Both forces said they were investigating.
- 'Dangerous violation' -
Footage from the Palestinian Red Crescent Society showed chaotic nighttime scenes of paramedics racing to the attack site and evacuating the wounded.
Mughayyir said the rescue efforts were hampered by war damage and the impact of Israel's siege, which has led to severe shortages of fuel and "water to extinguish fires".
The Israeli attack sparked strong protests from Egypt and Qatar, both of which have played key roles as mediators in efforts to negotiate a ceasefire and hostage-prisoner exchange.
Egypt deplored what it called the "targeting of defenceless civilians", saying it was part of "a systematic policy aimed at widening the scope of death and destruction in the Gaza Strip to make it uninhabitable".
Qatar condemned a "dangerous violation of international law" and voiced "concern that the bombing will complicate ongoing mediation efforts" towards a truce.
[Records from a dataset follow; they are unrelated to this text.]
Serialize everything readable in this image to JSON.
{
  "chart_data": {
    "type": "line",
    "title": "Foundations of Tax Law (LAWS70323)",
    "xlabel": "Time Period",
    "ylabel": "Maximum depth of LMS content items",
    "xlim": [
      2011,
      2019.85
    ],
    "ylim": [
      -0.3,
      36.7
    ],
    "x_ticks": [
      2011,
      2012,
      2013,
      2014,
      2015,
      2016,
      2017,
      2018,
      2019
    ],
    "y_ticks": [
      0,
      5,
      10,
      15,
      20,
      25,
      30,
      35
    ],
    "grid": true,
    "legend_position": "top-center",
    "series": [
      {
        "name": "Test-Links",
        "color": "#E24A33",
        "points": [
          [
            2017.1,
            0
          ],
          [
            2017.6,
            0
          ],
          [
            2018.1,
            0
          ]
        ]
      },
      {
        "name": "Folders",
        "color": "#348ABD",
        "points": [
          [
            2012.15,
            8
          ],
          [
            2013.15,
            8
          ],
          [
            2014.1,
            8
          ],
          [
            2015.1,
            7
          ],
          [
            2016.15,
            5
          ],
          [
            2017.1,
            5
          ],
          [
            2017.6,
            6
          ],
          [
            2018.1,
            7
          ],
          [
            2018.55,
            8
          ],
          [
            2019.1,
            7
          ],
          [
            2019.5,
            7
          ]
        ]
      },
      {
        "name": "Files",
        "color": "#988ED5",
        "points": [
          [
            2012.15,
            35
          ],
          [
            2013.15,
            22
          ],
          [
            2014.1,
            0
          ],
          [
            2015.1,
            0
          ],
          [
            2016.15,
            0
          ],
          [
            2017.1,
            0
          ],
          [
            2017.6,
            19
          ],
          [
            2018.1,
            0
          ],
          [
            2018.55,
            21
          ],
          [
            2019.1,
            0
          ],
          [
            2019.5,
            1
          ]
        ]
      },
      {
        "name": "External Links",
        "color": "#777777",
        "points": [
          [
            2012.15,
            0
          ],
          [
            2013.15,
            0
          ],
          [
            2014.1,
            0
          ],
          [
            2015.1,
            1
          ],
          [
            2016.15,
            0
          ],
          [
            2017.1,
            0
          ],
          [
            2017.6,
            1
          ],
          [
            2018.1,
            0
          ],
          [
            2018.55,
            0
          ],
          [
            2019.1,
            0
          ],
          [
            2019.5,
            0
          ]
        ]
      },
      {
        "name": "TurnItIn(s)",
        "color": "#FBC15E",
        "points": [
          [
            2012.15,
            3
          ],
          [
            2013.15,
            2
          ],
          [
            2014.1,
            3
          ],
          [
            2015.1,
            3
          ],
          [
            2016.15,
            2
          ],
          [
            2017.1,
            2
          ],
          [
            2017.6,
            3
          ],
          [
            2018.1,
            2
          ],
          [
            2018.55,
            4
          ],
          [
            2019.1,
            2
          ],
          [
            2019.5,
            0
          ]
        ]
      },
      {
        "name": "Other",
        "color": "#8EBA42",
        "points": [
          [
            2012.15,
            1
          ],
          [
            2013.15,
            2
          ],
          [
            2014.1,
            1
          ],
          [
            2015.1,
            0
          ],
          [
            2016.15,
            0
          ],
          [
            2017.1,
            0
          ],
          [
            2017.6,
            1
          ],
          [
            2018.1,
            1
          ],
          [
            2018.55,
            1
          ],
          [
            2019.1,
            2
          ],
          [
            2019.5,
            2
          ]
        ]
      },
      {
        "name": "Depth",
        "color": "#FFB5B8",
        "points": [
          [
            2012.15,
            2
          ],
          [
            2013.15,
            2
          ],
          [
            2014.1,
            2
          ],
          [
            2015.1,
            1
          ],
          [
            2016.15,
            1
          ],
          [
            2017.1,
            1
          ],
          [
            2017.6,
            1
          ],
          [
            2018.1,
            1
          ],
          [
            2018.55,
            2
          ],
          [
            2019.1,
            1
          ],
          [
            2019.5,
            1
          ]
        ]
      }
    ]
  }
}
The top world court, the International Court of Justice, on Friday ordered Israel to halt any offensive in Rafah and elsewhere that could bring about "the physical destruction" of the Palestinians.
The war in Gaza started after Hamas's October 7 attack on southern Israel, which resulted in the deaths of more than 1,170 people, mostly civilians, according to an AFP tally based on Israeli official figures.
Militants also took 252 hostages, 121 of whom remain in Gaza, including 37 the army says are dead.
Israel's retaliatory offensive has killed at least 36,050 people in Gaza, mostly civilians, according to the Hamas-run territory's health ministry.
Philippe Lazzarini, head of UNRWA, which has been central to aid operations in the besieged territory during the war, said on social media platform X that "with every day passing, providing assistance & protection becomes nearly impossible".
"The images from last night are testament to how Rafah has turned into hell on Earth," he said.